Optical properties of ion-implanted GaAs: The observation of finite-size effects in GaAs microcrystals
Abstract
We have carried out reflectivity measurements, for photon energies from 2.0 to 5.6 eV in the electronic interband regime, for a series of unannealed ion-implanted GaAs samples which had been exposed to 45-keV Be+ ions at various fluences up to 5×1014 ions/cm2. The microstructure of the near-surface implantation-induced damage layer in these samples is known (from previous Raman work) to consist of a fine-grain mixture of amorphous GaAs and GaAs microcrystals, with the characteristic microcrystal size L of the microcrystalline component decreasing with increasing fluence (L=55 Å at 5×1014 cm-2). The optical dielectric function of each sample’s damage layer has been derived from the observed reflectivity spectrum by Lorentz-oscillator analysis. Then, by inverting the effective-medium approximation, we have extracted the dielectric function of the microcrystalline component (μ-GaAs) within the damage layer. The optical properties of μ-GaAs differ appreciably from those of the bulk crystal, the difference increasing with decreasing L. We find that the microcrystallinity-induced spectral changes are concentrated in the linewidths of the prominent interband features E1, E1+Δ1, and E2. These linewidths increase linearly and rapidly with inverse microcrystal size: Γμ=Γ0+AL-1, where Γ0 is the linewidth in the bulk crystal, Γμ is the linewidth in μ-GaAs, and A is a constant.
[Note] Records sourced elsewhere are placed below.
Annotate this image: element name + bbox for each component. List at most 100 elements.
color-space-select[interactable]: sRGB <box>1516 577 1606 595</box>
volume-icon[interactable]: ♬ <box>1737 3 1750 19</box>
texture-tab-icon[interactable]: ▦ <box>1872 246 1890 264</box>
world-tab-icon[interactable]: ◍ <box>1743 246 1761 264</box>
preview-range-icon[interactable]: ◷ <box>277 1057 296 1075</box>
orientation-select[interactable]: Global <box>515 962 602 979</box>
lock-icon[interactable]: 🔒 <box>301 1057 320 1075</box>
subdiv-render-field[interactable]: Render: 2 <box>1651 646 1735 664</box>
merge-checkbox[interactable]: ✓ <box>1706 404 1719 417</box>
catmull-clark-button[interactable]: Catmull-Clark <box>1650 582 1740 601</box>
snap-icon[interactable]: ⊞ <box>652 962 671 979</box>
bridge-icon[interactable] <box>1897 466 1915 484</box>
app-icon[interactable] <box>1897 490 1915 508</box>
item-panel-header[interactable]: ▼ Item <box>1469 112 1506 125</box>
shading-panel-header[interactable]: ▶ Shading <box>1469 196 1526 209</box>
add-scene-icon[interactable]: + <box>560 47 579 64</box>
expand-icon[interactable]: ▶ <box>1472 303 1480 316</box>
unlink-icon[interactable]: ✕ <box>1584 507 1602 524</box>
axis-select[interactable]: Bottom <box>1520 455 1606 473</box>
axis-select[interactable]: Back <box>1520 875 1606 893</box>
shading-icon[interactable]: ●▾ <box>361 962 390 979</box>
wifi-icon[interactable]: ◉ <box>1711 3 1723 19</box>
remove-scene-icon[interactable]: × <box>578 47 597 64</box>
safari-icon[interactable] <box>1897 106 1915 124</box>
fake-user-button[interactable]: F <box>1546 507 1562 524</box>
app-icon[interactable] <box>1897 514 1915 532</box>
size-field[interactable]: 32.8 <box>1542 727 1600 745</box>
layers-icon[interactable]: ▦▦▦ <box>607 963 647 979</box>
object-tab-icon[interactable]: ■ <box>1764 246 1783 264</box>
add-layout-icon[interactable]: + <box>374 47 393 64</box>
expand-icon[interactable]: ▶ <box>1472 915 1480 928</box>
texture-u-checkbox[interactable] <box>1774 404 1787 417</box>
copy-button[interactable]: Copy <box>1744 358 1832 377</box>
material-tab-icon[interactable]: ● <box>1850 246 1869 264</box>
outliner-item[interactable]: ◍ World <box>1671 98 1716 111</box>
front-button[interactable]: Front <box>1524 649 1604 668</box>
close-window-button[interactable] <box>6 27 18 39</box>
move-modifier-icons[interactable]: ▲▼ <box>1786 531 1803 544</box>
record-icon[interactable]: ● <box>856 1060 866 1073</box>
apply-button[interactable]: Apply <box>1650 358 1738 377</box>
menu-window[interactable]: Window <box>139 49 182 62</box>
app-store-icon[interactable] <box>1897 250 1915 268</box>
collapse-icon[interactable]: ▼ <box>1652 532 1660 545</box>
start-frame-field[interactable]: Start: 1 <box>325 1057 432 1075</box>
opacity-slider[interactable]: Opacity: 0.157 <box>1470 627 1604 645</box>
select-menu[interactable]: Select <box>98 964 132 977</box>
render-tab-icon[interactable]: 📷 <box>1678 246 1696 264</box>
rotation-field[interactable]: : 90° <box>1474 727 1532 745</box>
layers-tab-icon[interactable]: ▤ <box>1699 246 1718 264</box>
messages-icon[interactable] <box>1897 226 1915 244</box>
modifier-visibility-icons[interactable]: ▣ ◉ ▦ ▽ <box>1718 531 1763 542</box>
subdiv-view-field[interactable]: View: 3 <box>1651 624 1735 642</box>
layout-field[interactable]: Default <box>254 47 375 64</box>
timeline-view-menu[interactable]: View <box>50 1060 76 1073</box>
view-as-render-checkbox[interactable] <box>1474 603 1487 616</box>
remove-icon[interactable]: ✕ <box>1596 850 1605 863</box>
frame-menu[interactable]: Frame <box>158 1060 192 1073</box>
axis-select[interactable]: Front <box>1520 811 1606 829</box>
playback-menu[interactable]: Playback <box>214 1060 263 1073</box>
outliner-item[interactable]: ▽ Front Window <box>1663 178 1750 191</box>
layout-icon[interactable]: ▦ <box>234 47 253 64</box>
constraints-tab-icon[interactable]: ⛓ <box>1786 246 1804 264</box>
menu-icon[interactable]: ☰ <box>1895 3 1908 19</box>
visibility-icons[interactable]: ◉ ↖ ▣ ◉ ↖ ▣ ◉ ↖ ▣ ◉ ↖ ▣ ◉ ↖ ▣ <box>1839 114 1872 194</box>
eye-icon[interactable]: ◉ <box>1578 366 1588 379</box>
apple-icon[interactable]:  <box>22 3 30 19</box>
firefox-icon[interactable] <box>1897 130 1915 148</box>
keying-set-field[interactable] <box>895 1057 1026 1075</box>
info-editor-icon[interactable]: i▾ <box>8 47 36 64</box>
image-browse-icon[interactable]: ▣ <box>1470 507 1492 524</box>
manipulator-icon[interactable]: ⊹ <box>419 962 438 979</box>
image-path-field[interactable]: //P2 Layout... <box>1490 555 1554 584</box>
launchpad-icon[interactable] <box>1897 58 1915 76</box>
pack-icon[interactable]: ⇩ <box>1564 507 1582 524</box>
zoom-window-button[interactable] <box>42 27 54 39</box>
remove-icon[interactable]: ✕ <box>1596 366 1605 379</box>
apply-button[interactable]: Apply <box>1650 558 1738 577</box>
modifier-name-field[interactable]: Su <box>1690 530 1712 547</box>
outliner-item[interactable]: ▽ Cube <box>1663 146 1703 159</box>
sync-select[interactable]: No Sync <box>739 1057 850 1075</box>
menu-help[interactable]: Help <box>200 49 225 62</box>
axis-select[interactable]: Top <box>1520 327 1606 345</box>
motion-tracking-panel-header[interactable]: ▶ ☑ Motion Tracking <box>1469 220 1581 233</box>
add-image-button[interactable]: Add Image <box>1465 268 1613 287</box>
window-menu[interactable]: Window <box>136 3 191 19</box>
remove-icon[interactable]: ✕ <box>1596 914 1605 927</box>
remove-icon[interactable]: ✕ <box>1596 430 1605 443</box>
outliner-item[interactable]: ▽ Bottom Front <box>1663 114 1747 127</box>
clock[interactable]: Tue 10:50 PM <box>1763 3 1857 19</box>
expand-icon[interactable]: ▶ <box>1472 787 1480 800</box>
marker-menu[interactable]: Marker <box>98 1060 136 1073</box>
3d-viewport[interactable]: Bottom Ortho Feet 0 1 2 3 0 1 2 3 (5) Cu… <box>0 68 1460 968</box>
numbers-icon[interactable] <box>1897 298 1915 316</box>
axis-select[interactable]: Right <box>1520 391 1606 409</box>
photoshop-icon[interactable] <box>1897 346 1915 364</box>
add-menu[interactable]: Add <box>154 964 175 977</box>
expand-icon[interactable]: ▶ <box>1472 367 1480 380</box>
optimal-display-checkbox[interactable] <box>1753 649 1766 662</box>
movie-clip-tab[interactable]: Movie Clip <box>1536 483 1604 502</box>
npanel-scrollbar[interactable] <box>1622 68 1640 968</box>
For the E1 and E2 peaks, the experimentally determined value of A is such that the finite-size broadening (AL-1) is about 0.2 eV when L=100 Å. We propose a simple theory of the finite-size effects which, when combined with band-structure information for GaAs, semiquantitatively accounts for our observations. Small microcrystal size implies a short time for an excited carrier to reach, and be scattered by, the microcrystal boundary, thus limiting the excited-state lifetime and broadening the excited-state energy. An alternative uncertainty-principle argument is also given in terms of the confinement-induced k-space broadening of electron states.